Reference [2] is Germain A, Barupal DK, Levine SM, Hanson MR. Comprehensive circulatory metabolomics in ME/CFS reveals disrupted metabolism of acyl lipids and steroids. Metabolites. 2020, our discussion thread for that is here, Comprehensive Circulatory Metabolomics in ME/CFS Reveals Disrupted Metabolism of Acyl Lipids and Steroids: Levine,Hanson et al 2020

Selection criteria: "Out of the 52 female subjects who participated in this study, 26 were healthy controls, while the remaining 26 were established patients of a ME/CFS specialist in New York City (NYC), Susan Levine, M.D. All patients had a confirmed and rigorous diagnosis of ME/CFS according to the CDC criteria"

 

Re: the claim for a 65 million global patient population, this figure via an earlier paper by the same authors is based (numbers not explicit) on this paper: Estimating Prevalence, Demographics, and Costs of ME/CFS Using Large Scale Medical Claims Data and Machine Learning discussed here: https://www.s4me.info/threads/estim...ne-learning-2018-valdez-proskauer-et-al.7279/

Number bloat is a problem, the Estimating Prevalence paper would put the UK ME/CFS patient population at 500,000 yet DecodeME is struggling to find a twentieth of that. The 65 million figure has no material implication for the Metabolites paper but placing the headline figures into the wider academic discourse without referencing its contestability is problematic. There's also an issue of consistency - do the Hanson team in addition to accepting the high prevalence number also accept the low male/female ratio that the Estimating Prevalence paper evidences ? That surely has implications for any model of the illness assessed by metabolomics e.g: Sex differences in the human metabolome

 

published
https://www.mdpi.com/2075-4418/13/23/3495

 

Published as
An Explainable Artificial Intelligence Model Proposed for the Prediction of Myalgic Encephalomyelitis/Chronic Fatigue Syndrome and the Identification of Distinctive Metabolites

Abstract

Background: Myalgic encephalomyelitis/chronic fatigue syndrome (ME/CFS) is a complex and debilitating illness with a significant global prevalence, affecting over 65 million individuals. It affects various systems, including the immune, neurological, gastrointestinal, and circulatory systems. Studies have shown abnormalities in immune cell types, increased inflammatory cytokines, and brain abnormalities. Further research is needed to identify consistent biomarkers and develop targeted therapies. This study uses explainable artificial intelligence and machine learning techniques to identify discriminative metabolites for ME/CFS.

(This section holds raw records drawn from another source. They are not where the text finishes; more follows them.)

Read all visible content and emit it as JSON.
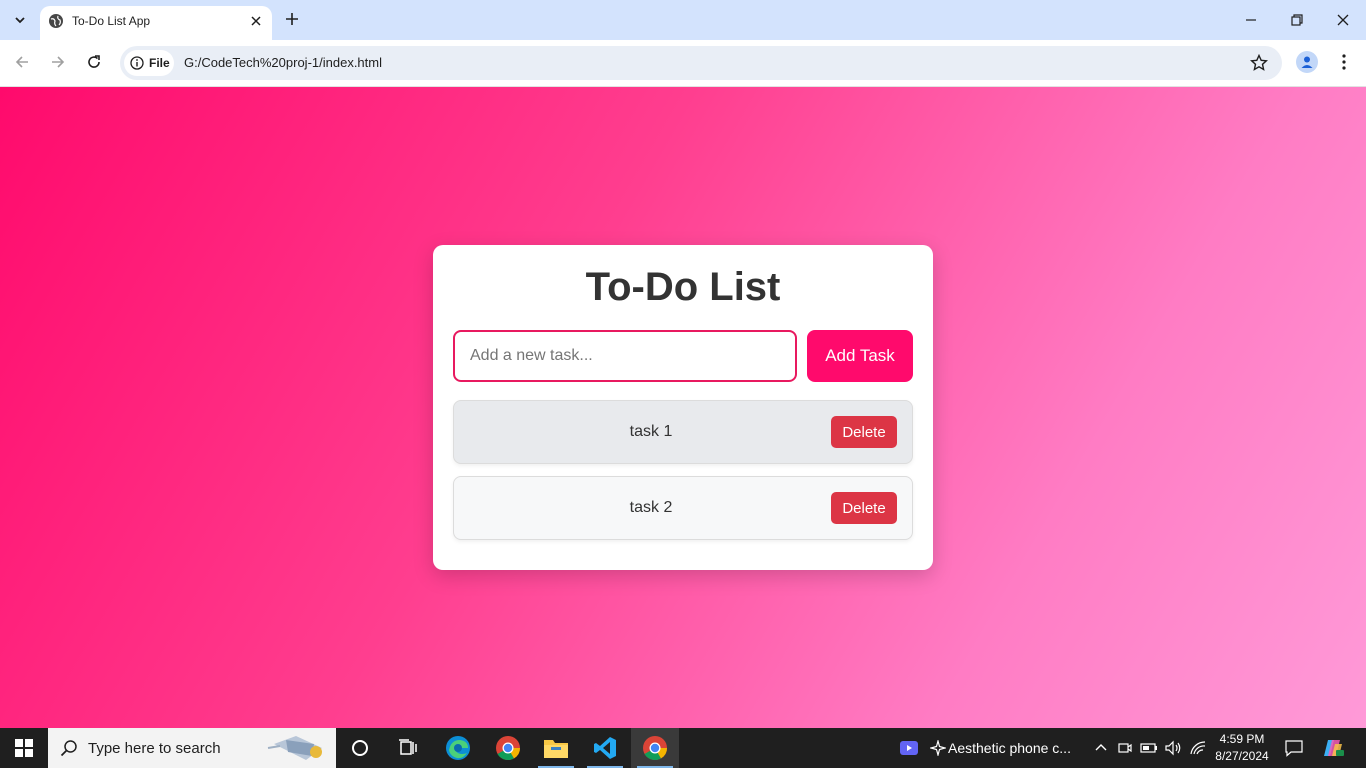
{
  "browser": {
    "tab_title": "To-Do List App",
    "site_chip_label": "File",
    "url": "G:/CodeTech%20proj-1/index.html"
  },
  "app": {
    "title": "To-Do List",
    "input_placeholder": "Add a new task...",
    "input_value": "",
    "add_button_label": "Add Task",
    "tasks": [
      {
        "text": "task 1",
        "delete_label": "Delete"
      },
      {
        "text": "task 2",
        "delete_label": "Delete"
      }
    ],
    "colors": {
      "accent": "#ff0a6c",
      "delete": "#dc3545",
      "gradient_start": "#ff0a6c",
      "gradient_end": "#ff9ad8"
    }
  },
  "taskbar": {
    "search_placeholder": "Type here to search",
    "media_title": "Aesthetic phone c...",
    "time": "4:59 PM",
    "date": "8/27/2024",
    "apps": [
      "edge-icon",
      "chrome-icon",
      "file-explorer-icon",
      "vscode-icon",
      "chrome-icon"
    ]
  }
}
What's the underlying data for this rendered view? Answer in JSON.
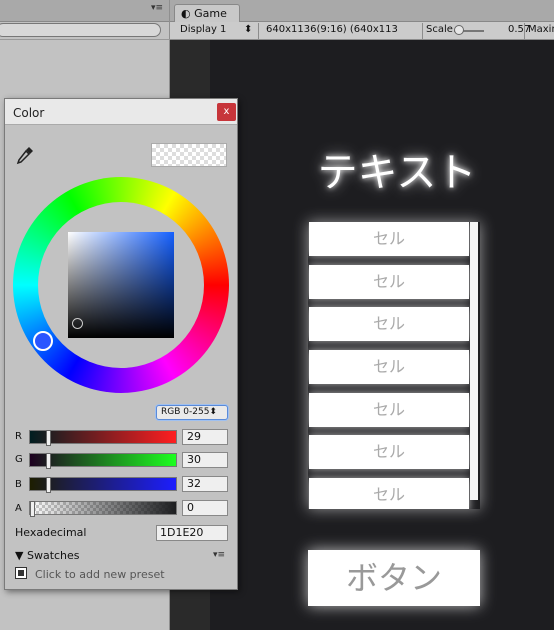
{
  "left_pane": {
    "menu_icon": "menu-icon"
  },
  "game": {
    "tab_label": "Game",
    "toolbar": {
      "display": "Display 1",
      "resolution": "640x1136(9:16) (640x113",
      "scale_label": "Scale",
      "scale_value": "0.57",
      "maximize_label": "Maxim"
    },
    "title_text": "テキスト",
    "list_cells": [
      "セル",
      "セル",
      "セル",
      "セル",
      "セル",
      "セル",
      "セル"
    ],
    "button_label": "ボタン"
  },
  "color_window": {
    "title": "Color",
    "close_label": "x",
    "mode": "RGB 0-255",
    "channels": [
      {
        "label": "R",
        "value": "29"
      },
      {
        "label": "G",
        "value": "30"
      },
      {
        "label": "B",
        "value": "32"
      },
      {
        "label": "A",
        "value": "0"
      }
    ],
    "hex_label": "Hexadecimal",
    "hex_value": "1D1E20",
    "swatches_label": "Swatches",
    "preset_hint": "Click to add new preset",
    "colors": {
      "current": "#1D1E20",
      "close_button": "#c7353a"
    }
  }
}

Material and Methods: The model investigates a metabolomics dataset of CFS patients and healthy controls, including 26 healthy controls and 26 ME/CFS patients aged 22–72. The dataset encapsulated 768 metabolites into nine metabolic super-pathways: amino acids, carbohydrates, cofactors, vitamins, energy, lipids, nucleotides, peptides, and xenobiotics. Random forest methods together with other classifiers were applied to the data to classify individuals as ME/CFS patients and healthy individuals. The classification learning algorithms’ performance in the validation step was evaluated using a variety of methods, including the traditional hold-out validation method, as well as the more modern cross-validation and bootstrap methods. Explainable artificial intelligence approaches were applied to clinically explain the optimum model’s prediction decisions.

Results: The metabolomics of C-glycosyltryptophan, oleoylcholine, cortisone, and 3-hydroxydecanoate were determined to be crucial for ME/CFS diagnosis. The random forest model outperformed the other classifiers in ME/CFS prediction using the 1000-iteration bootstrapping method, achieving 98% accuracy, precision, recall, F1 score, 0.01 Brier score, and 99% AUC. According to the obtained results, the bootstrap validation approach demonstrated the highest classification outcomes.

Conclusion: The proposed model accurately classifies ME/CFS patients based on the selected biomarker candidate metabolites. It offers a clear interpretation of risk estimation for ME/CFS, aiding physicians in comprehending the significance of key metabolomic features within the model.

 

I wonder how reliable the classification is when presented with unhealthy controls. Those metabolites might be commonly abnormal in people "who aren't feeling well".